Politics & Policy

Adviser Alert

Dividend tax relief will suffer with Glenn Hubbard's exit.

Last week’s announcement that Council of Economic Advisers Chairman R. Glenn Hubbard will shortly leave his post is bad news. I am now far less optimistic that a good tax bill will be enacted into law this year. However, his rumored replacement, economist N. Gregory Mankiw of Harvard, will do a good job of filling Hubbard’s shoes.

The importance of Hubbard to this administration is written all over its plan to eliminate the double taxation of corporate profits. President Bush could have come forward with an infinite number of tax initiatives, some of which might have been easier to sell as “stimulus.” But he chose to redress the overtaxation of corporate profits, an issue Hubbard has been pressing for at least 10 years.

As I noted in an earlier column, Hubbard was the force behind a report issued by the Treasury Department in the first Bush administration in 1992 that argued strongly for eliminating corporate double taxation. While a professor at Columbia University, he wrote numerous academic papers building on the Treasury report. It is fair to say that Hubbard is probably the leading expert on corporate taxation in the United States among economists.

It is hard to see where else in the administration the initiative for eliminating double taxation would come from. To my knowledge, President Bush never talked about it during the 2000 campaign. And he didn’t lack for other tax ideas. His economic summit in Waco, Texas, in August produced any number of good ones. So it is reasonable to assume that Hubbard must have been the one who made corporate tax reform the White House priority.
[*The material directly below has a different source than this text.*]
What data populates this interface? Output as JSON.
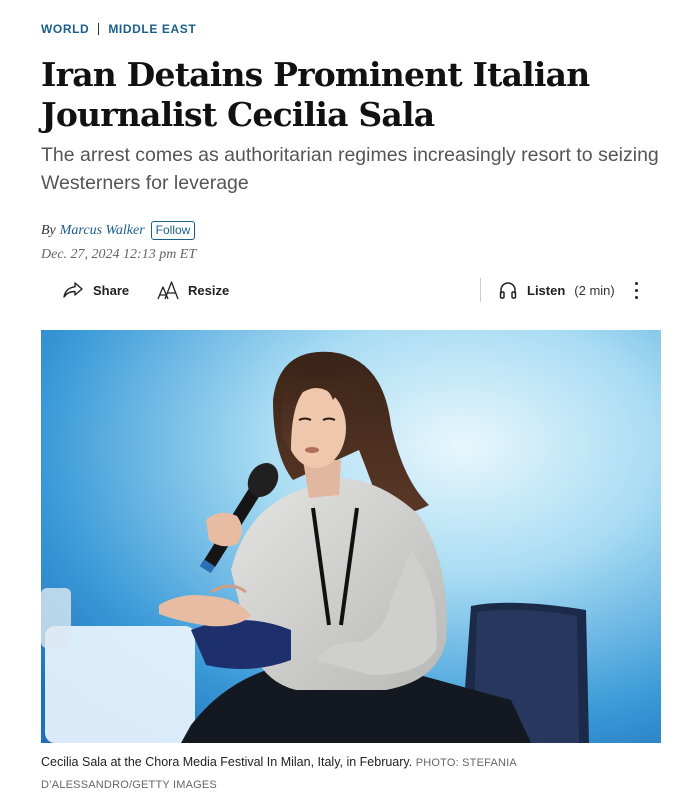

Of course, eliminating the double taxation of corporate profits is not a new idea. Economists have been complaining about it for decades. And politicians from both parties have vowed to do something about it. Just recently, for example, John Kerry, Massachusetts Democrat and Democratic presidential candidate, had this to say: “We should encourage the measurement of the real value of companies by ending the double taxation of dividends.”

But for all these years, eliminating double taxation was like the weather — everyone talked about it, but no one ever did anything about it. George W. Bush, our only president to have an M.B.A., is the first president to finally put forward a serious initiative to actually fix the problem.
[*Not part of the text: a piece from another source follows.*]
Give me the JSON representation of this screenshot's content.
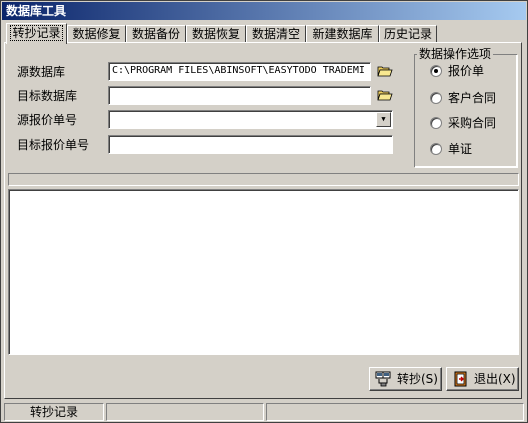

President Bush deserves great credit for making elimination of double taxation a priority. The political obstacles that caused previous presidents to shrink away from the effort are still very formidable. Perhaps the biggest, ironically, is the corporate community. Corporate executives don’t like paying out dividends; they would rather use shareholders’ money for their own purposes and double taxation gives them an excuse not to pay them.

Corporate lobbyists would also much rather have “targeted” tax cuts that help only their businesses or industries than those that help all businesses. So it was not surprising to see this headline in the January 17 Wall Street Journal: “Business Fears Dividend Plan Could Hurt Other Tax Breaks.” I believe that if the dividend-relief plan ultimately fails in Congress, it will be because the business community torpedoed it.
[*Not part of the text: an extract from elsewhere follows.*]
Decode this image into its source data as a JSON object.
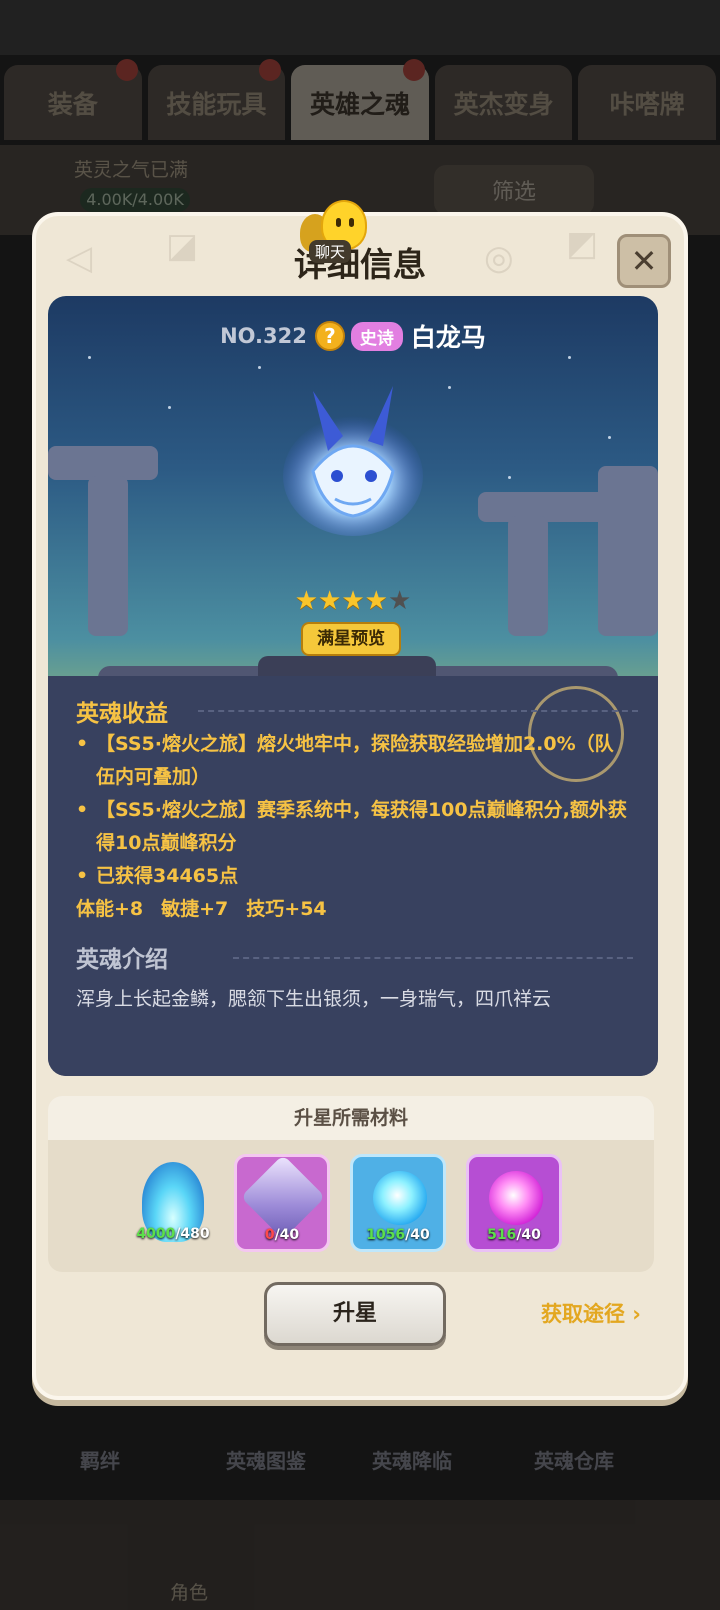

The press often treats presidential initiatives as if they are a “done deal” the day they are announced. But in fact, getting a president to publicly endorse a proposal is just the beginning of a long slow process. The Founding Fathers wanted legislation to be difficult to enact and they succeeded. If Congress does vote for a bill embodying President Bush’s dividend proposal, it will undoubtedly be in a very different form.

Maintaining control over the legislative process is one of the most difficult things for any president to do. It is here where Hubbard’s absence will be felt the most. Without him around to explain why this amendment is acceptable and that one is not, it is too easy for the dividend proposal to be perverted into something worse than doing nothing. Unfortunately, presidents often sign such bills under pressure from their political advisers to appear successful.

The same could easily happen again unless there is someone in the White House with a clear vision of what is trying to be accomplished, who will also have the courage to tell the president he must walk away from his own initiative and fight again another day. Glenn Hubbard is the only one I can see who would be willing to do that and have the stature to get President Bush’s attention.

I have no doubt that Greg Mankiw will fight the good fight. But he is new to the White House and new to politics. He will be much easier to “roll” when the time comes to cut a deal than Hubbard would have been. This makes me think that the odds of a good tax bill being signed into law this year have just fallen dramatically.